Aus der schwärzesten Finsternis ins grellste Licht

Für Vincente Minnelli lief Kirk Douglas in der Rolle des zukünftigen Malers über das Kopfsteinpflaster der Arbeitersiedlung Le Gand-Hornu. Die Straße, in der die Szene gedreht wurde, hat sich seitdem kaum verändert. An einigen Fassaden blättert der originale senfgelbe Anstrich, den van Gogh bereits gesehen haben muss. Ausgerechnet im Borinage fand der junge Niederländer wenn nicht zur Farbe, so doch zur Malerei. „Sein weiteres Leben ist nichts anderes als eine irrsinnige, gehetzte Flucht aus dem Schrecken in die Kunst. Flucht aus der schwärzesten Finsternis ins grellste Licht“, mutmaßte Egon Kisch 1933 bei einem Besuch in Mons. Vielleicht. Aufklärung verspricht von Ende Januar an die Ausstellung „Van Gogh im Borinage“, zu sehen im gleißend lichten Musée des Beaux Arts im Beau Quartier.

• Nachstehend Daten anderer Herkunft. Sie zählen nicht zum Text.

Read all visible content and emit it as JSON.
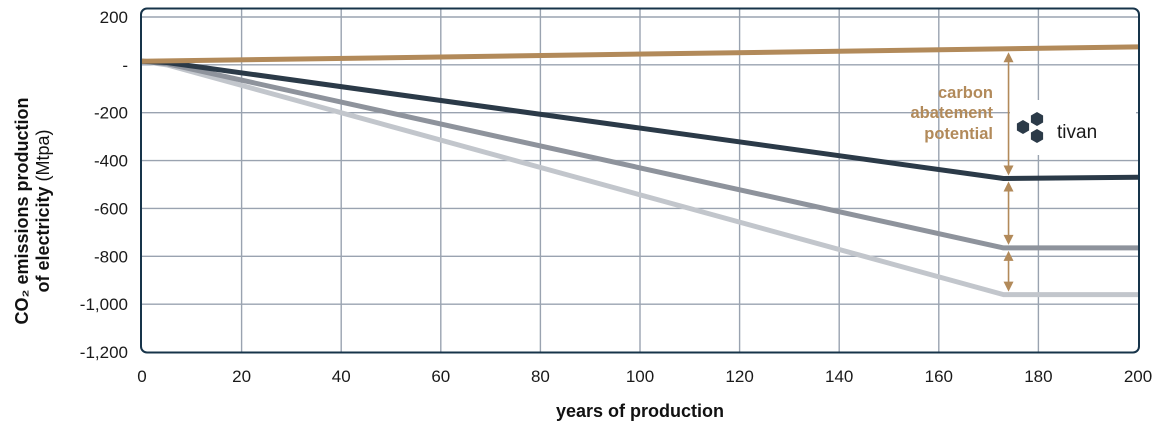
{
  "chart_data": {
    "type": "line",
    "xlabel": "years of production",
    "ylabel_bold": "CO₂ emissions production",
    "ylabel_line2_bold": "of electricity",
    "ylabel_line2_unit": "(Mtpa)",
    "xlim": [
      0,
      200
    ],
    "ylim": [
      -1200,
      200
    ],
    "x_ticks": [
      0,
      20,
      40,
      60,
      80,
      100,
      120,
      140,
      160,
      180,
      200
    ],
    "x_tick_labels": [
      "0",
      "20",
      "40",
      "60",
      "80",
      "100",
      "120",
      "140",
      "160",
      "180",
      "200"
    ],
    "y_ticks": [
      200,
      0,
      -200,
      -400,
      -600,
      -800,
      -1000,
      -1200
    ],
    "y_tick_labels": [
      "200",
      "-",
      "-200",
      "-400",
      "-600",
      "-800",
      "-1,000",
      "-1,200"
    ],
    "grid": true,
    "series": [
      {
        "color": "#b28a5a",
        "x": [
          0,
          200
        ],
        "y": [
          15,
          75
        ]
      },
      {
        "color": "#2b3a48",
        "x": [
          0,
          5,
          173,
          200
        ],
        "y": [
          15,
          10,
          -475,
          -470
        ]
      },
      {
        "color": "#8e939c",
        "x": [
          0,
          5,
          173,
          200
        ],
        "y": [
          15,
          5,
          -765,
          -765
        ]
      },
      {
        "color": "#c2c6cc",
        "x": [
          0,
          5,
          173,
          200
        ],
        "y": [
          15,
          0,
          -960,
          -960
        ]
      }
    ],
    "annotation": {
      "lines": [
        "carbon",
        "abatement",
        "potential"
      ],
      "color": "#b28a5a",
      "arrow_x": 173,
      "arrows": [
        [
          65,
          -475
        ],
        [
          -475,
          -765
        ],
        [
          -765,
          -960
        ]
      ]
    },
    "logo": {
      "text": "tivan",
      "icon": "hexagon-cluster-icon"
    }
  },
  "colors": {
    "frame": "#17344a",
    "grid": "#9aa3b0",
    "annotation": "#b28a5a"
  }
}
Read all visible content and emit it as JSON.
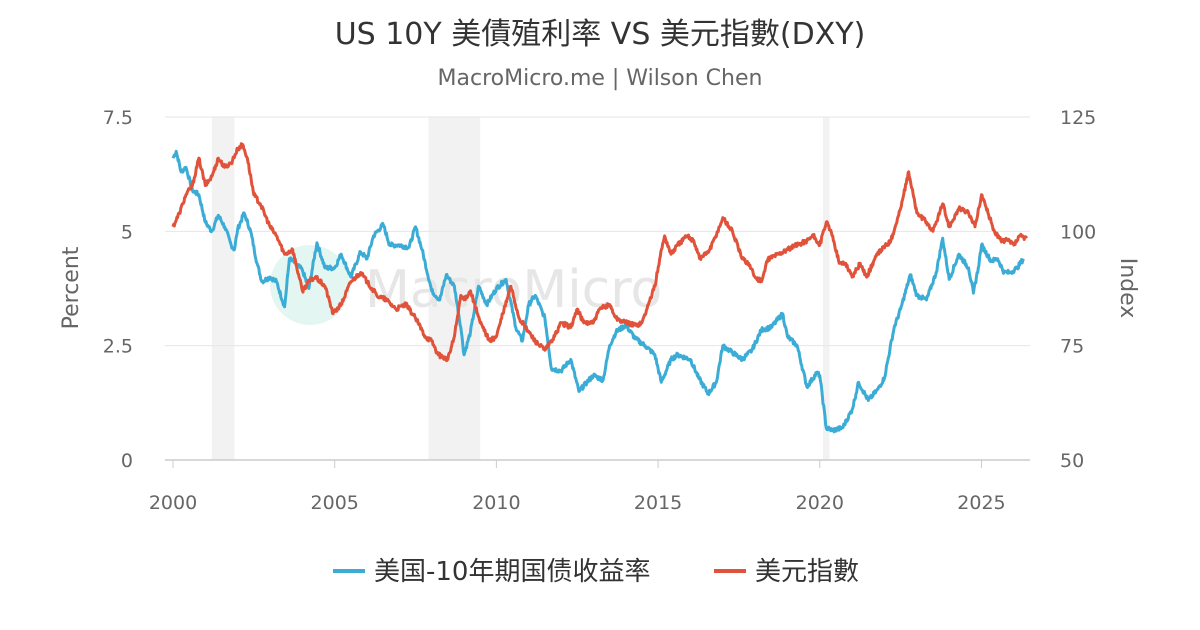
{
  "chart_data": {
    "type": "line",
    "title": "US 10Y 美債殖利率 VS 美元指數(DXY)",
    "subtitle": "MacroMicro.me | Wilson Chen",
    "watermark": "MacroMicro",
    "x_ticks": [
      "2000",
      "2005",
      "2010",
      "2015",
      "2020",
      "2025"
    ],
    "xlim": [
      2000,
      2026.5
    ],
    "left_axis": {
      "label": "Percent",
      "ticks": [
        "0",
        "2.5",
        "5",
        "7.5"
      ],
      "ylim": [
        0,
        7.5
      ]
    },
    "right_axis": {
      "label": "Index",
      "ticks": [
        "50",
        "75",
        "100",
        "125"
      ],
      "ylim": [
        50,
        125
      ]
    },
    "recessions": [
      [
        2001.2,
        2001.9
      ],
      [
        2007.9,
        2009.5
      ],
      [
        2020.1,
        2020.3
      ]
    ],
    "legend": {
      "position": "bottom-center"
    },
    "series": [
      {
        "name": "美国-10年期国债收益率",
        "axis": "left",
        "color": "#3bacd6",
        "points": [
          [
            2000.0,
            6.6
          ],
          [
            2000.1,
            6.75
          ],
          [
            2000.25,
            6.3
          ],
          [
            2000.4,
            6.4
          ],
          [
            2000.6,
            5.9
          ],
          [
            2000.8,
            5.8
          ],
          [
            2001.0,
            5.2
          ],
          [
            2001.2,
            5.0
          ],
          [
            2001.4,
            5.35
          ],
          [
            2001.6,
            5.1
          ],
          [
            2001.8,
            4.7
          ],
          [
            2001.9,
            4.6
          ],
          [
            2002.0,
            5.05
          ],
          [
            2002.2,
            5.4
          ],
          [
            2002.4,
            5.0
          ],
          [
            2002.6,
            4.3
          ],
          [
            2002.75,
            3.9
          ],
          [
            2003.0,
            4.0
          ],
          [
            2003.2,
            3.9
          ],
          [
            2003.45,
            3.35
          ],
          [
            2003.6,
            4.4
          ],
          [
            2003.8,
            4.3
          ],
          [
            2004.0,
            4.15
          ],
          [
            2004.2,
            3.75
          ],
          [
            2004.45,
            4.75
          ],
          [
            2004.7,
            4.2
          ],
          [
            2005.0,
            4.2
          ],
          [
            2005.2,
            4.5
          ],
          [
            2005.5,
            4.0
          ],
          [
            2005.8,
            4.55
          ],
          [
            2006.0,
            4.4
          ],
          [
            2006.2,
            4.9
          ],
          [
            2006.5,
            5.15
          ],
          [
            2006.7,
            4.7
          ],
          [
            2007.0,
            4.7
          ],
          [
            2007.3,
            4.65
          ],
          [
            2007.5,
            5.1
          ],
          [
            2007.7,
            4.6
          ],
          [
            2008.0,
            3.7
          ],
          [
            2008.25,
            3.5
          ],
          [
            2008.45,
            4.05
          ],
          [
            2008.7,
            3.8
          ],
          [
            2008.9,
            2.9
          ],
          [
            2009.0,
            2.3
          ],
          [
            2009.2,
            2.8
          ],
          [
            2009.45,
            3.8
          ],
          [
            2009.7,
            3.4
          ],
          [
            2010.0,
            3.75
          ],
          [
            2010.3,
            3.95
          ],
          [
            2010.6,
            2.9
          ],
          [
            2010.8,
            2.6
          ],
          [
            2011.0,
            3.4
          ],
          [
            2011.2,
            3.6
          ],
          [
            2011.5,
            3.1
          ],
          [
            2011.7,
            2.0
          ],
          [
            2012.0,
            1.95
          ],
          [
            2012.3,
            2.2
          ],
          [
            2012.55,
            1.5
          ],
          [
            2012.8,
            1.7
          ],
          [
            2013.0,
            1.85
          ],
          [
            2013.3,
            1.75
          ],
          [
            2013.5,
            2.5
          ],
          [
            2013.7,
            2.8
          ],
          [
            2014.0,
            2.95
          ],
          [
            2014.3,
            2.65
          ],
          [
            2014.6,
            2.5
          ],
          [
            2014.9,
            2.3
          ],
          [
            2015.1,
            1.7
          ],
          [
            2015.4,
            2.2
          ],
          [
            2015.6,
            2.3
          ],
          [
            2016.0,
            2.2
          ],
          [
            2016.25,
            1.8
          ],
          [
            2016.55,
            1.45
          ],
          [
            2016.8,
            1.7
          ],
          [
            2017.0,
            2.5
          ],
          [
            2017.3,
            2.35
          ],
          [
            2017.6,
            2.2
          ],
          [
            2017.9,
            2.4
          ],
          [
            2018.2,
            2.85
          ],
          [
            2018.5,
            2.9
          ],
          [
            2018.85,
            3.2
          ],
          [
            2019.0,
            2.7
          ],
          [
            2019.3,
            2.5
          ],
          [
            2019.6,
            1.6
          ],
          [
            2019.9,
            1.9
          ],
          [
            2020.0,
            1.85
          ],
          [
            2020.2,
            0.7
          ],
          [
            2020.4,
            0.65
          ],
          [
            2020.7,
            0.7
          ],
          [
            2021.0,
            1.1
          ],
          [
            2021.2,
            1.7
          ],
          [
            2021.5,
            1.3
          ],
          [
            2021.8,
            1.55
          ],
          [
            2022.0,
            1.8
          ],
          [
            2022.3,
            2.9
          ],
          [
            2022.5,
            3.3
          ],
          [
            2022.8,
            4.05
          ],
          [
            2023.0,
            3.6
          ],
          [
            2023.3,
            3.5
          ],
          [
            2023.6,
            4.1
          ],
          [
            2023.8,
            4.85
          ],
          [
            2024.0,
            3.95
          ],
          [
            2024.3,
            4.5
          ],
          [
            2024.6,
            4.2
          ],
          [
            2024.75,
            3.65
          ],
          [
            2024.9,
            4.2
          ],
          [
            2025.0,
            4.7
          ],
          [
            2025.3,
            4.35
          ],
          [
            2025.5,
            4.4
          ],
          [
            2025.7,
            4.1
          ],
          [
            2025.9,
            4.1
          ],
          [
            2026.1,
            4.2
          ],
          [
            2026.3,
            4.4
          ]
        ]
      },
      {
        "name": "美元指數",
        "axis": "right",
        "color": "#e0533a",
        "points": [
          [
            2000.0,
            101
          ],
          [
            2000.2,
            104
          ],
          [
            2000.4,
            108
          ],
          [
            2000.6,
            110
          ],
          [
            2000.8,
            116
          ],
          [
            2001.0,
            110
          ],
          [
            2001.2,
            112
          ],
          [
            2001.4,
            116
          ],
          [
            2001.6,
            114
          ],
          [
            2001.8,
            115
          ],
          [
            2002.0,
            118
          ],
          [
            2002.15,
            119
          ],
          [
            2002.3,
            116
          ],
          [
            2002.5,
            108
          ],
          [
            2002.7,
            106
          ],
          [
            2003.0,
            101
          ],
          [
            2003.2,
            99
          ],
          [
            2003.45,
            95
          ],
          [
            2003.7,
            96
          ],
          [
            2003.9,
            90
          ],
          [
            2004.0,
            87
          ],
          [
            2004.2,
            89
          ],
          [
            2004.4,
            90
          ],
          [
            2004.7,
            88
          ],
          [
            2004.95,
            82
          ],
          [
            2005.2,
            84
          ],
          [
            2005.5,
            89
          ],
          [
            2005.8,
            91
          ],
          [
            2006.0,
            89
          ],
          [
            2006.3,
            86
          ],
          [
            2006.6,
            85
          ],
          [
            2006.9,
            83
          ],
          [
            2007.2,
            84
          ],
          [
            2007.5,
            81
          ],
          [
            2007.8,
            77
          ],
          [
            2008.0,
            76
          ],
          [
            2008.2,
            73
          ],
          [
            2008.5,
            72
          ],
          [
            2008.7,
            77
          ],
          [
            2008.9,
            86
          ],
          [
            2009.0,
            85
          ],
          [
            2009.2,
            87
          ],
          [
            2009.5,
            80
          ],
          [
            2009.8,
            76
          ],
          [
            2010.0,
            77
          ],
          [
            2010.2,
            82
          ],
          [
            2010.45,
            88
          ],
          [
            2010.7,
            81
          ],
          [
            2010.9,
            79
          ],
          [
            2011.2,
            76
          ],
          [
            2011.5,
            74
          ],
          [
            2011.8,
            77
          ],
          [
            2012.0,
            80
          ],
          [
            2012.3,
            79
          ],
          [
            2012.5,
            83
          ],
          [
            2012.7,
            80
          ],
          [
            2013.0,
            80
          ],
          [
            2013.2,
            83
          ],
          [
            2013.5,
            84
          ],
          [
            2013.7,
            81
          ],
          [
            2014.0,
            80
          ],
          [
            2014.3,
            79.5
          ],
          [
            2014.5,
            80
          ],
          [
            2014.7,
            84
          ],
          [
            2014.9,
            88
          ],
          [
            2015.05,
            94
          ],
          [
            2015.2,
            99
          ],
          [
            2015.4,
            95
          ],
          [
            2015.6,
            97
          ],
          [
            2015.9,
            99
          ],
          [
            2016.1,
            98
          ],
          [
            2016.3,
            94
          ],
          [
            2016.6,
            96
          ],
          [
            2016.9,
            101
          ],
          [
            2017.0,
            103
          ],
          [
            2017.3,
            100
          ],
          [
            2017.6,
            94
          ],
          [
            2017.8,
            93
          ],
          [
            2018.0,
            90
          ],
          [
            2018.2,
            89
          ],
          [
            2018.4,
            94
          ],
          [
            2018.7,
            95
          ],
          [
            2019.0,
            96
          ],
          [
            2019.3,
            97
          ],
          [
            2019.6,
            98
          ],
          [
            2019.8,
            99
          ],
          [
            2020.0,
            97
          ],
          [
            2020.2,
            102
          ],
          [
            2020.4,
            99
          ],
          [
            2020.6,
            93
          ],
          [
            2020.8,
            93
          ],
          [
            2021.0,
            90
          ],
          [
            2021.25,
            93
          ],
          [
            2021.45,
            90
          ],
          [
            2021.7,
            94
          ],
          [
            2021.9,
            96
          ],
          [
            2022.2,
            98
          ],
          [
            2022.5,
            105
          ],
          [
            2022.75,
            113
          ],
          [
            2023.0,
            104
          ],
          [
            2023.3,
            102
          ],
          [
            2023.5,
            100
          ],
          [
            2023.8,
            106
          ],
          [
            2024.0,
            101
          ],
          [
            2024.3,
            105
          ],
          [
            2024.6,
            104
          ],
          [
            2024.8,
            101
          ],
          [
            2025.0,
            108
          ],
          [
            2025.2,
            104
          ],
          [
            2025.4,
            100
          ],
          [
            2025.6,
            98
          ],
          [
            2025.8,
            98
          ],
          [
            2026.0,
            97
          ],
          [
            2026.2,
            99
          ],
          [
            2026.4,
            98.5
          ]
        ]
      }
    ]
  }
}
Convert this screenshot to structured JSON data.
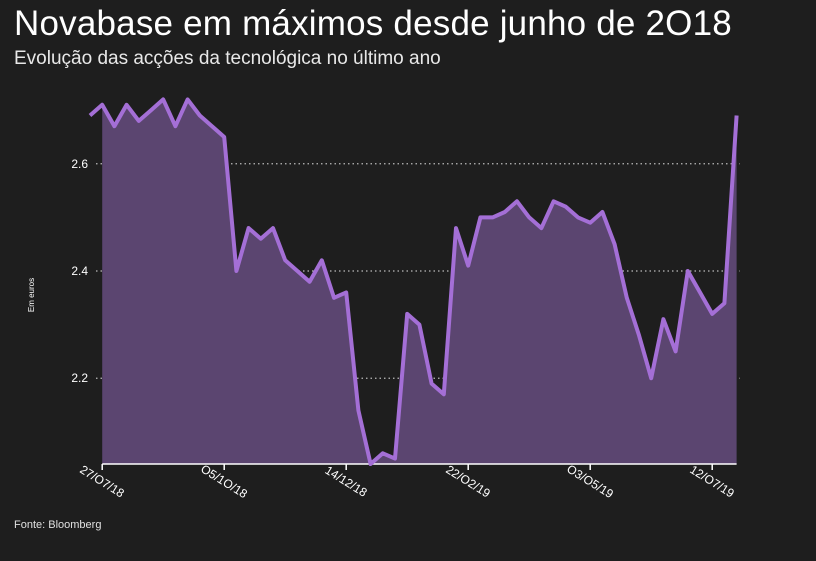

Zeugnis einer großen Vergangenheit, die unwiederbringbar verloren ist: das Kohlebergwerk Grand Hornu.
Zeugnis einer großen Vergangenheit, die unwiederbringbar verloren ist: das Kohlebergwerk Grand Hornu. : Bild: dpa

In diesem Viertel, aus dessen patinierter Gepflegtheit das Museum als kirschblütenweißes Ufo herausragt, ist Mons eine Stadt wie aus einem Balzac-Roman. Hohe Kutscherportale halten neugierige Blicke fern. Kopfsteinpflaster scheint wie in der gesamten Altstadt Pflicht. Baumwipfel lassen auf parkgroße Gärten schließen, imposante Dachstühle auf repräsentative Bürgerpalais. Hier wurde das Geld verbaut, das mit der Kohleförderung im Borinage hereinkam. Es reichte auch für repräsentative öffentliche Bauten. Im schmiedeeisernen Portal des klassizistischen Théâtre Royal blinken die vergoldeten Medaillons von Molière, Racine und Roland de Lassus, dem in Mons geborenen Komponisten aus der Hochrenaissance.